52 Ancestors in 52 Weeks nos. 37 & 38, The Stanabaughs
I know nothing about my ancestors, Mr. and Mrs. Stanabaugh. I do not even know whether this is their real name. In fact, it probably isn’t. Why not, and where did we find it?
- The name comes from that provided on my great-grandmother’s death certificate in 1961. It lists the decedent’s mother’s name as Katherine Stanabaugh. This information was provided by my great-grandmother’s second-to-youngest child, almost a hundred years after the said Katherine Stanabaugh had passed away. Talk about second-hand information!
- I have a letter from my great-grandmother’s oldest child saying that the mother’s name was Katherine Stillenbaugh. This letter was written even later, in the 1980’s, when the writer was nearly 100 years old herself.
- German researchers advise us to check the German phone book for supposedly German surnames. If they do not appear there, the name has likely been garbled along the way.

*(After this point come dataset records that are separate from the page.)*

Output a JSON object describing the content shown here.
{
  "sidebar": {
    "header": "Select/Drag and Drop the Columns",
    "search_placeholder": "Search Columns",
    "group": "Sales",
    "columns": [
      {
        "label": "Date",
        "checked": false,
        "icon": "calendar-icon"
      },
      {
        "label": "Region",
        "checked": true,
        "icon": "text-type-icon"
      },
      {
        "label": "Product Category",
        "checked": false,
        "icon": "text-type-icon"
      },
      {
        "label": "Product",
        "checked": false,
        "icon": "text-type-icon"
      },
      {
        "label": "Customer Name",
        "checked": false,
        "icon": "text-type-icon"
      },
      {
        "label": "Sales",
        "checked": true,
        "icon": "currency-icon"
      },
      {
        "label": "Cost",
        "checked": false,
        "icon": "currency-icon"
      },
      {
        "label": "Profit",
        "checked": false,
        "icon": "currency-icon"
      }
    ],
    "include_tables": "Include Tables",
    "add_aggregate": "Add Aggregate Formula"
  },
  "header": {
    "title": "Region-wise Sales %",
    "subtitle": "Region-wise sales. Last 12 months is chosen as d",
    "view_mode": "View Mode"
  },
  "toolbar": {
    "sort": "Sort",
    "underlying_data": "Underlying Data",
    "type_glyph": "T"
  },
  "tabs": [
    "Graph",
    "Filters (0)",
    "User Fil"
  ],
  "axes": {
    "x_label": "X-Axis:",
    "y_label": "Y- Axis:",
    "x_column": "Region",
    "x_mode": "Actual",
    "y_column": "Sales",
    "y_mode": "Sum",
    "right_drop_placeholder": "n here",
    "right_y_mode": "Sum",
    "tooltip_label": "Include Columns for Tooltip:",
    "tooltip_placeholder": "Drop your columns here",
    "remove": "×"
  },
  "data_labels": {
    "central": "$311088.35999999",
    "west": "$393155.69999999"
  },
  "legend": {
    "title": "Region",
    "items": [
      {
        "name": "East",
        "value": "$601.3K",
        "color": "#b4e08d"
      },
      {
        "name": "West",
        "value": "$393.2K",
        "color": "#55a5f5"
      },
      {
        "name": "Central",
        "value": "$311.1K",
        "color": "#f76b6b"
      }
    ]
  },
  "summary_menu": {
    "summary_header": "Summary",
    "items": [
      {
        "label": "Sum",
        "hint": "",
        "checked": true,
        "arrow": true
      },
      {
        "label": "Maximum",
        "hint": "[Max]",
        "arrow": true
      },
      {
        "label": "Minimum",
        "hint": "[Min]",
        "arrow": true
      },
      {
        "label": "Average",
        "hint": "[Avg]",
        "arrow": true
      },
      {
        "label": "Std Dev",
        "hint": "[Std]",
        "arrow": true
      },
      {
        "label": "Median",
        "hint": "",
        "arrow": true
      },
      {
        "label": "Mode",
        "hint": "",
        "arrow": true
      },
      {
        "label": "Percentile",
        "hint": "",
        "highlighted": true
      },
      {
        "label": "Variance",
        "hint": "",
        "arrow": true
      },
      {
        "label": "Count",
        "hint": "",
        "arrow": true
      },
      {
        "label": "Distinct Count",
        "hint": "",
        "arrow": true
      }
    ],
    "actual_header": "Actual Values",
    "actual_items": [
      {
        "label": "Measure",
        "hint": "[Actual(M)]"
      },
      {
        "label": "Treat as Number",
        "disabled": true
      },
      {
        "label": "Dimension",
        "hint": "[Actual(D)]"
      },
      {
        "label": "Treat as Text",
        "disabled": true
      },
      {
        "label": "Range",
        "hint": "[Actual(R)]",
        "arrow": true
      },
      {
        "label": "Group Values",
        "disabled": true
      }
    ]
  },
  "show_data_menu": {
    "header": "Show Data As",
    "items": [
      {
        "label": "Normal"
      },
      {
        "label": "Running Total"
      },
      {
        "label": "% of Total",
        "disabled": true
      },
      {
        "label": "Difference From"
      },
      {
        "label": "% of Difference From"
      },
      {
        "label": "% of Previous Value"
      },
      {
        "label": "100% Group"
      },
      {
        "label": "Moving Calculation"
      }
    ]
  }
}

Neither name, Stanabaugh nor Stillenbaugh, appears in the German phone directory. These names do not appear on U.S. census records either.
If their name was not Stanabaugh or Stillenbaugh, what was it? I have so few clues:
- My great-grandmother said her mother came from Germany as a child. My great-grandmother was born in 1865 in Indiana, home to a large German population.
- Many Germans immigrated to America after civil unrest in Germany in 1848. A child coming over at that time would have been the right age to have a child of her own in 1865.
- My great-grandfather, Thomas Sherman, had German neighbors named Stilgenbauer when he lived in Indiana in the 1860’s. This name is tantalizingly close to Stanabaugh or Stillenbaugh.
I have not yet been able to fit my Katherine into any German family, let alone a Stilgenbauer family, in Indiana between 1848 and 1865. Mr. and Mrs. Stanabaugh would be the parents in this theoretical family, but so far they remain unidentified.
This unknown family represents a huge brick wall in my ancestry. Next year I will pull out all the pertinent information I have on these people, go over it again, and tackle the suggested research again. Will 2017 be the year I can add my German ancestors to my family tree?